The following is a list of reasons why somebody who tries to solve alignment directly, would be better at solving alignment (though this sentence alone makes it sound obvious):

  • They are more likely to switch directions once they realize that they could be doing something better with their time, to make progress on AI alignment.
    • E.g. somebody who is interested in type theory and then learns that they can help AI alignment might be excited to help, but when there is lots of evidence that they should do something that does not involve type theory, they will keep sticking to doing things with type theory until the end, because their interest in type theory outweighs their desire to advance AI alignment.
  • The path that they take to solve the problem might look very different.
    • It is less likely that they take unpromissing but interesting sidetracks.
    • Simplifications that they make to the problem decrease the value of a solution less, in expectation.
    • In general, if there are multiple ways to solve the problem, the solution we end up with will likely be more relevant for alignment.
  • They can employ the full power of their consequentialist reasoning and be agentic about what to do, without starting to goodhart.
    • E.g. if you just let them do whatever, they are likely to discover things that are useful that you did not think of before. If somebodies main objective is not to solve AI alignment, it is likely that they will follow whatever looks best to their real motivation, as long as they can find some plausible explanation for why this is useful for AI alignment so that they have an excuse (in the case where they are payed to work on this to advance AI alignment).
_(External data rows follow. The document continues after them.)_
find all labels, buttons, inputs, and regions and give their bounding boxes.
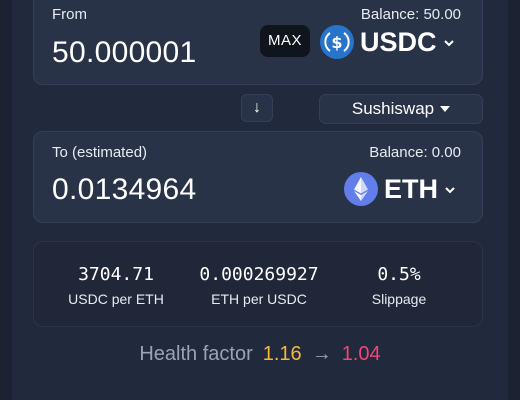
stat-label: Slippage (371, 291, 427, 307)
svg-text:$: $ (331, 33, 342, 52)
stat-label: ETH per USDC (211, 291, 307, 307)
chevron-down-icon (444, 183, 456, 195)
swap-direction-button[interactable]: ↓ (241, 94, 273, 122)
stat-eth-per-usdc: 0.000269927 ETH per USDC (189, 264, 329, 307)
from-token-selector[interactable]: $ USDC (320, 25, 455, 59)
stat-slippage: 0.5% Slippage (349, 264, 449, 307)
max-button[interactable]: MAX (260, 25, 310, 57)
health-factor-current: 1.16 (262, 343, 302, 365)
stat-value: 0.5% (377, 264, 421, 285)
to-label: To (estimated) (52, 144, 148, 161)
caret-down-icon (440, 106, 451, 112)
to-amount[interactable]: 0.0134964 (52, 173, 197, 207)
stat-label: USDC per ETH (68, 291, 164, 307)
from-label: From (52, 6, 87, 23)
arrow-right-icon: → (311, 343, 332, 365)
health-factor-new: 1.04 (341, 343, 381, 365)
to-card: To (estimated) Balance: 0.00 0.0134964 E… (33, 131, 483, 223)
to-token-symbol: ETH (384, 173, 438, 204)
stat-usdc-per-eth: 3704.71 USDC per ETH (56, 264, 176, 307)
route-label: Sushiswap (351, 99, 435, 118)
from-balance[interactable]: Balance: 50.00 (361, 6, 461, 23)
usdc-icon: $ (320, 25, 354, 59)
chevron-down-icon (443, 36, 455, 48)
stat-value: 3704.71 (78, 264, 154, 285)
from-amount-input[interactable]: 50.000001 (52, 36, 197, 70)
to-balance: Balance: 0.00 (369, 144, 461, 161)
stat-value: 0.000269927 (199, 264, 319, 285)
route-dropdown[interactable]: Sushiswap (319, 94, 483, 124)
from-token-symbol: USDC (360, 26, 437, 57)
eth-icon (344, 172, 378, 206)
rate-stats: 3704.71 USDC per ETH 0.000269927 ETH per… (33, 241, 483, 327)
to-token-selector[interactable]: ETH (344, 172, 456, 206)
health-factor: Health factor 1.16 → 1.04 (0, 343, 520, 366)
from-card: From Balance: 50.00 50.000001 MAX $ USDC (33, 0, 483, 85)
arrow-down-icon: ↓ (253, 99, 261, 116)
health-factor-label: Health factor (139, 343, 253, 365)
There are probably many more points I have not thought of. How much you want to solve alignment compared to other things is a spectrum. What you care about might naturally drift. When you work on something for a long time, you get attached to your work. That's something to keep in mind.

It's interesting to think about the difference, between trying to solve alignment and just doing related work. It can help to notice when we fall into this trap ourselves. Also, getting clear on this might help in doing the good things (e.g. the things in the list above) even more.

New Comment
2 comments, sorted by Click to highlight new comments since: Today at 12:00 PM

Counterpoint:

Sometimes its easier to reach a destination when you're not aiming for it. You can't reach the sun by pointing a rocket at it and generating thrust. It's hard to climb a mountain by going up the steepest path. You can't solve a Millenium Prize math problem by staring at it until a solution reveals itself.

Sometimes you need to slingshot around a planet a few times to adjust orbital momentum. Sometimes you'll summit faster by winding around or zigzagging. Sometimes you have to play around with unrelated math problems before you notice something insightful.

And perhaps, working on AI problems that are only tangentially related to alignment could reveal a path of least resistance toward a solution that wouldn't have even been considered otherwise.

You list several possibilities for how directly working on the problem is not the best thing to do. Somebody who is competent and tries to solve the problem would consider these possibilities and make use of them.

I agree that sometimes there will be a promising path, that is discovered by accident. You could not have planned for discovering it. Or could you? Even if you can't predict what path will reveal itself, you can be aware that there are paths that will reveal themselves in circumstances that you could not predict. You can still plan to do some specific type of "random stuff" that you expect might lead to something that you did not think of before.

There are circumstances where you discover something on accident without even thinking of the possibility (and considering that it might be worth investigating). I still expect in these circumstances that somebody who tries to solve AI alignment will make better use of the opportunity for making progress on AI alignment.

To me, it seems that trying to do X is generally better at achieving X, the more competent you are. It does include strategies like don't try hard to solve X, insofar as that seems useful. The worse you are at optimizing, the better it is to do random stuff, as you might stumble upon solutions your cognitive optimization process could not find.